Agressions sexuelles sur une personne mineure: Dillon Turpin condamné à sept ans de prison 

Le juge Troy Sweet s’est rangé derrière la recommandation de la Couronne en imposant une peine de sept ans de prison à Dillon Turpin. Le jeune homme de Moncton a plaidé coupable à des accusations d’agressions sexuelles sur une personne de moins de 16 ans, de séquestration, de production et de possession de pornographie infantile.
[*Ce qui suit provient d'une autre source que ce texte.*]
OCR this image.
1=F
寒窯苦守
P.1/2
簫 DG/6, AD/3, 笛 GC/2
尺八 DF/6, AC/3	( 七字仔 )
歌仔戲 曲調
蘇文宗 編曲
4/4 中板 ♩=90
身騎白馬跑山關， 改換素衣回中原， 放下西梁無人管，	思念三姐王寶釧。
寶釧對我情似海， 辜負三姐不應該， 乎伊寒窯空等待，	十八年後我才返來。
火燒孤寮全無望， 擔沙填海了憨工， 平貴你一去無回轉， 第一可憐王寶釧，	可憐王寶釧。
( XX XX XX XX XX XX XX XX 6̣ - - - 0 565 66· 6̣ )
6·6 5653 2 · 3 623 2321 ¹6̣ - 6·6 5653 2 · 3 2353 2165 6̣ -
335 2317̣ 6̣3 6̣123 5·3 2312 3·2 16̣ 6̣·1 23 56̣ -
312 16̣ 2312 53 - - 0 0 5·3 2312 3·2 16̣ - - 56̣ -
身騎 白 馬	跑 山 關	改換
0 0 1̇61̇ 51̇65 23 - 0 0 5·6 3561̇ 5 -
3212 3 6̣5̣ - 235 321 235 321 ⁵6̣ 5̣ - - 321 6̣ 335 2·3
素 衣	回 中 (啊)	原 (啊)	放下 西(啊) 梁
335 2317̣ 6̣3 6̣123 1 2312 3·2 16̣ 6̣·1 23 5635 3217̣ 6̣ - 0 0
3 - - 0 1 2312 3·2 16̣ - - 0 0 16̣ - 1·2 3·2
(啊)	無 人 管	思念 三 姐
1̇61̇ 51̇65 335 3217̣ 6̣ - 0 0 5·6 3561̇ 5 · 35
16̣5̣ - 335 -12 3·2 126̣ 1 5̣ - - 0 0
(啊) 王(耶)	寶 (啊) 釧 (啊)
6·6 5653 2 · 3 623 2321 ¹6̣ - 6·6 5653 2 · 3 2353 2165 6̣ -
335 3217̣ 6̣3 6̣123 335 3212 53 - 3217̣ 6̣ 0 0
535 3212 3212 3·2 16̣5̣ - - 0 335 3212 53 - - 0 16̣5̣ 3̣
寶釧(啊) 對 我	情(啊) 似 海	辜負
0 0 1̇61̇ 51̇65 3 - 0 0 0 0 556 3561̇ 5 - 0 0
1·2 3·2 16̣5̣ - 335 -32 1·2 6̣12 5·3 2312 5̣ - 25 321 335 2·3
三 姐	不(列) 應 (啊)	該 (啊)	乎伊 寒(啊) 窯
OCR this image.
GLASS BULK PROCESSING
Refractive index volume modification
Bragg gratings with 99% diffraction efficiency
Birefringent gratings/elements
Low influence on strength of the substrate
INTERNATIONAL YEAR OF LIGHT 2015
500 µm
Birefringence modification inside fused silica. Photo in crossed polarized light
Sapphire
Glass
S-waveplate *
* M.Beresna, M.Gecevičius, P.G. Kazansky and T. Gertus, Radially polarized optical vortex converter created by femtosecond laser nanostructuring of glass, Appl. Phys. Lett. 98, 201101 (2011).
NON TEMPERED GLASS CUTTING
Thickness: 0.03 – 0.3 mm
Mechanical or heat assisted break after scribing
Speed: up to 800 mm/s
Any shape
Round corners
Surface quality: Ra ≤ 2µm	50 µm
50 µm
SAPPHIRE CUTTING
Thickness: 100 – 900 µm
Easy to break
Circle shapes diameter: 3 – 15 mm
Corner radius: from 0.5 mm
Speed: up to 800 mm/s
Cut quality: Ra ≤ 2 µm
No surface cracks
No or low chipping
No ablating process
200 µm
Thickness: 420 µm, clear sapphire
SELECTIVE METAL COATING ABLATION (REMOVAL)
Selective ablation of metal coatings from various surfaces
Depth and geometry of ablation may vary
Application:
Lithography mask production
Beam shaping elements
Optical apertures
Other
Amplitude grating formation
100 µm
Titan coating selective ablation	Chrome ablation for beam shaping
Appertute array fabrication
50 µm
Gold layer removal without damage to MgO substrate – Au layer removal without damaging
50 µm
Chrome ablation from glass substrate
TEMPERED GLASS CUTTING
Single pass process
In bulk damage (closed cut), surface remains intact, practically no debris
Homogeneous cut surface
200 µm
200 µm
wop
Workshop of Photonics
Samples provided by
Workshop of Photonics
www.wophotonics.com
Le juge a commencé par rappeler les faits, qui se seraient produits entre 2017 et 2018. Dillon Turpin, aujourd’hui âgé de 27 ans, avait été engagé par la mère de la victime pour garder son garçon. La victime, dont l’identité est protégée par un interdit de publication, était âgée entre 11 ans et 12 ans.

Dillon Turpin a reconnu lui avoir fait subir des attouchements sexuels, des relations sexuelles anales et orales, lui avoir montré de la pornographie infantile et lui avoir offert un jouet sexuel à Noël. Il avait plaidé coupable à quatre des neuf chefs d’accusation portés contre lui.

À la suite d’une plainte déposée par la maman, un mandat de perquisition a été exécuté le 28 février dans une résidence de la cour Aspenrose à Moncton, où Dillon Turpin a été arrêté. Plusieurs photos et vidéos de la victime à caractère sexuel ont été retrouvés dans les disques durs appartenant à l’ancien gardien.

Le juge Troy Sweet a ensuite lu à voix haute une lettre rédigée par la jeune victime.

«J’ai le sentiment que tout ça a ruiné ma vie», écrit-elle.

«Je n’ai pas beaucoup dormi depuis ces incidents. Le stress m’empêche d’aller à l’école. J’ai perdu beaucoup d’amis, je repousse mes proches. Je me sens en colère, anxieux, j’ai perdu confiance envers les personnes plus âgées. Depuis l’incident, je ne quitte plus la maison, je m’enferme souvent dans la salle de bains car j’ai peur et je ne me sens plus en sécurité. Je me sentirais mieux si je quittais Moncton.»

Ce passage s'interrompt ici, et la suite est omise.